Marty and I also had a difference of style which was born on this trip, and lasted our lifetime. I think this may be what eventually drove him crazy...I know I did my best. He was set on a right way and wrong way for music to be performed, while I was of the "There's no accounting for taste" school. I repeated that phrase to him at every opportunity until he finally cracked...in 1997 I think it was. Even so, he wrote the most beautiful songs I've ever heard. We recorded and played and got stoned and laughed and lived a wonderfully free life.

But life is change, and eventually I ended up in Florida and he in Maine. Though we were separated by many miles, we were close. I came up for a summer to play with Marty and Roberta at the Mary Jane restaurant and he would make trips to Florida. He even briefly went on the road with me through such magnificent cities as Vicksburg and Meridian Mississippi We worked together to design Marilyn's first website when the internet was just a baby, and with the internet, we could email song files back and forth.
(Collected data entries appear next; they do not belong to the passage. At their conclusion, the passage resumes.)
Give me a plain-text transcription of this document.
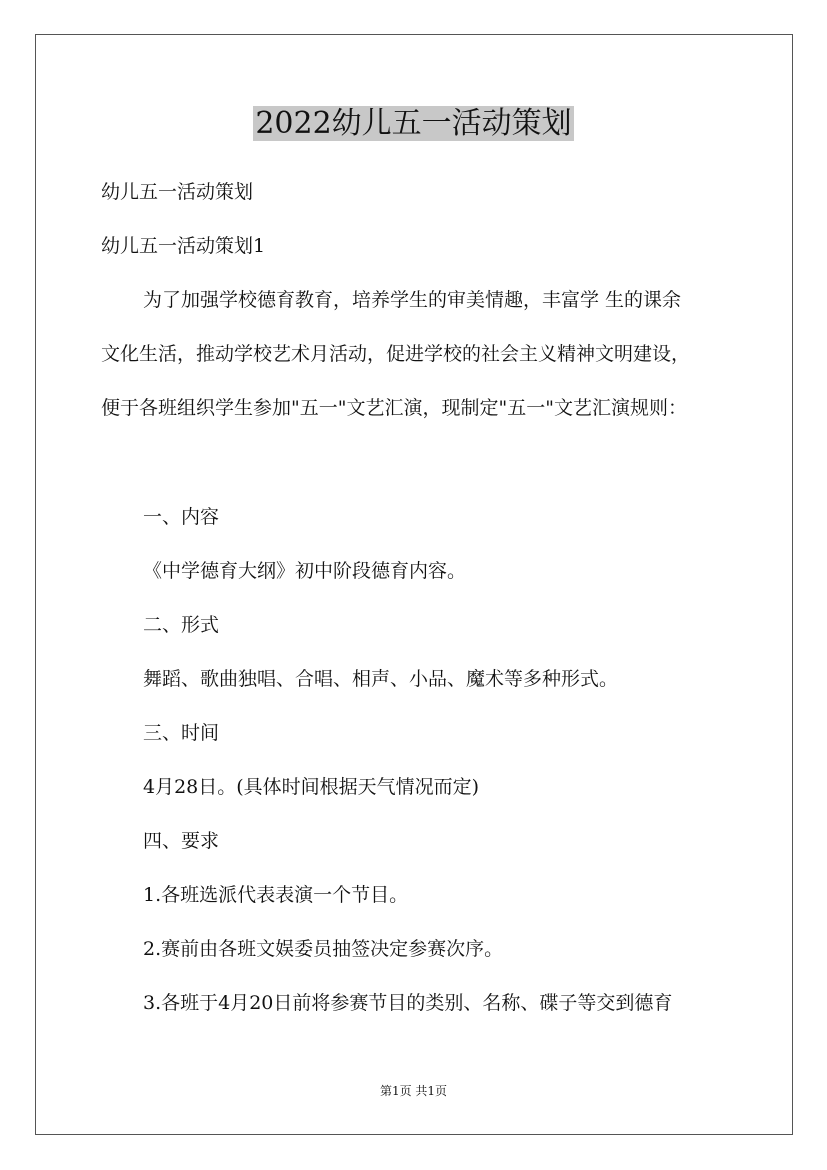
2022幼儿五一活动策划
幼儿五一活动策划
幼儿五一活动策划1
为了加强学校德育教育，培养学生的审美情趣，丰富学 生的课余
文化生活，推动学校艺术月活动，促进学校的社会主义精神文明建设，
便于各班组织学生参加"五一"文艺汇演，现制定"五一"文艺汇演规则：
一、内容
《中学德育大纲》初中阶段德育内容。
二、形式
舞蹈、歌曲独唱、合唱、相声、小品、魔术等多种形式。
三、时间
4月28日。(具体时间根据天气情况而定)
四、要求
1.各班选派代表表演一个节目。
2.赛前由各班文娱委员抽签决定参赛次序。
3.各班于4月20日前将参赛节目的类别、名称、碟子等交到德育
第1页 共1页
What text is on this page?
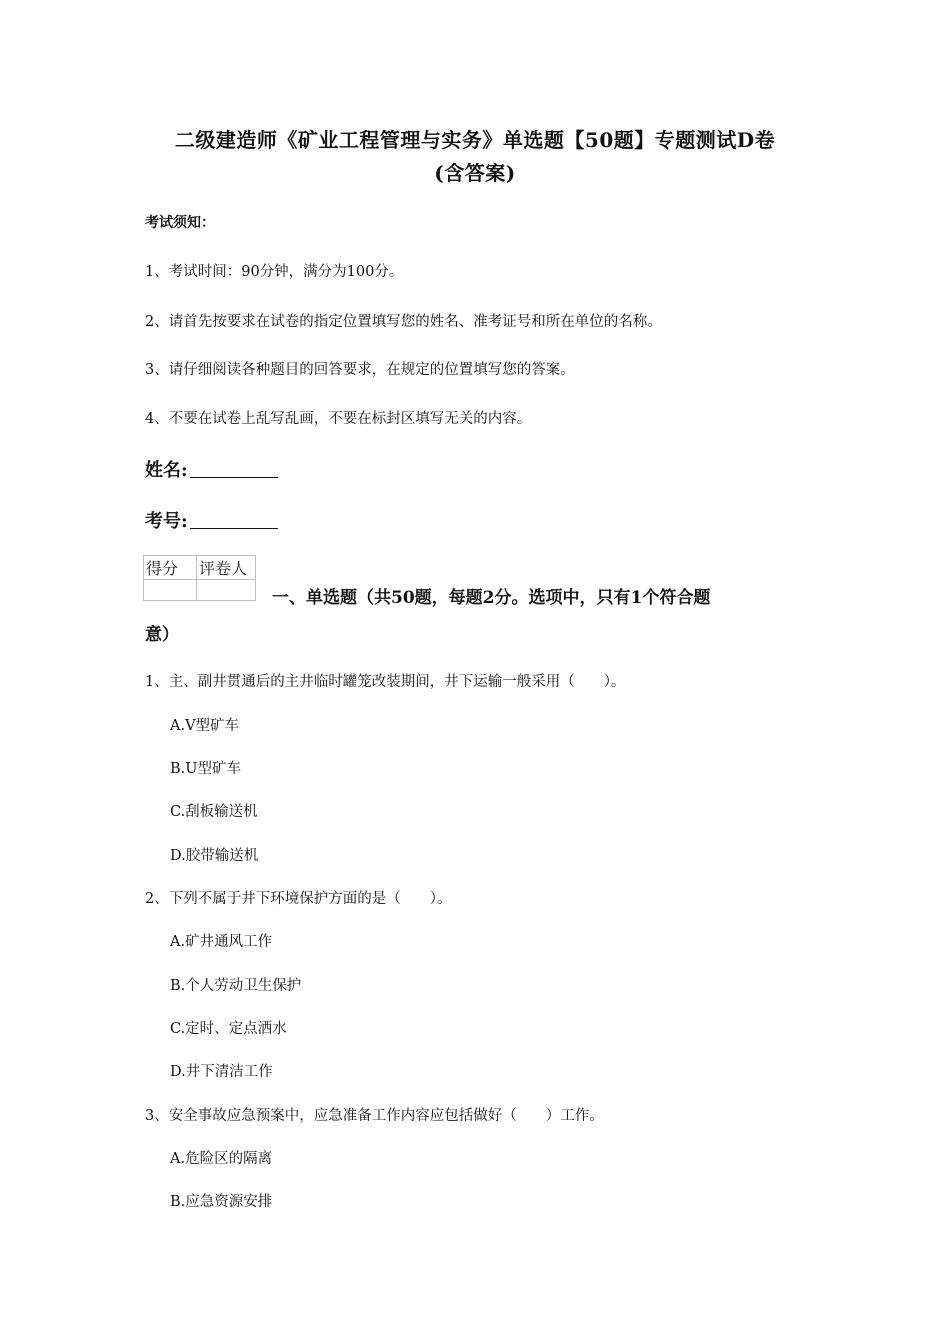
二级建造师《矿业工程管理与实务》单选题【50题】专题测试D卷
(含答案)
考试须知：
1、考试时间：90分钟，满分为100分。
2、请首先按要求在试卷的指定位置填写您的姓名、准考证号和所在单位的名称。
3、请仔细阅读各种题目的回答要求，在规定的位置填写您的答案。
4、不要在试卷上乱写乱画，不要在标封区填写无关的内容。
姓名:
考号:
得分	评卷人

一、单选题（共50题，每题2分。选项中，只有1个符合题
意）
1、主、副井贯通后的主井临时罐笼改装期间，井下运输一般采用（　　）。
A.V型矿车
B.U型矿车
C.刮板输送机
D.胶带输送机
2、下列不属于井下环境保护方面的是（　　）。
A.矿井通风工作
B.个人劳动卫生保护
C.定时、定点洒水
D.井下清洁工作
3、安全事故应急预案中，应急准备工作内容应包括做好（　　）工作。
A.危险区的隔离
B.应急资源安排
When I needed a drum track, or he needed a bass line, we were but a click away.

After our parents died, Marty moved to Florida, just a mile away from me, and set up Starstruck Studio. He would strive to record things just right, while I would assure him that "There's no accounting for taste".

Marty spent his last years in this heaven that David and Marilyn have created. He awoke everyday to the ocean, the sea breeze, wonderful vegetarian cooking, and a family that loved him and cared for him always. I think he was the real horseshoe man....and I love you too Marty.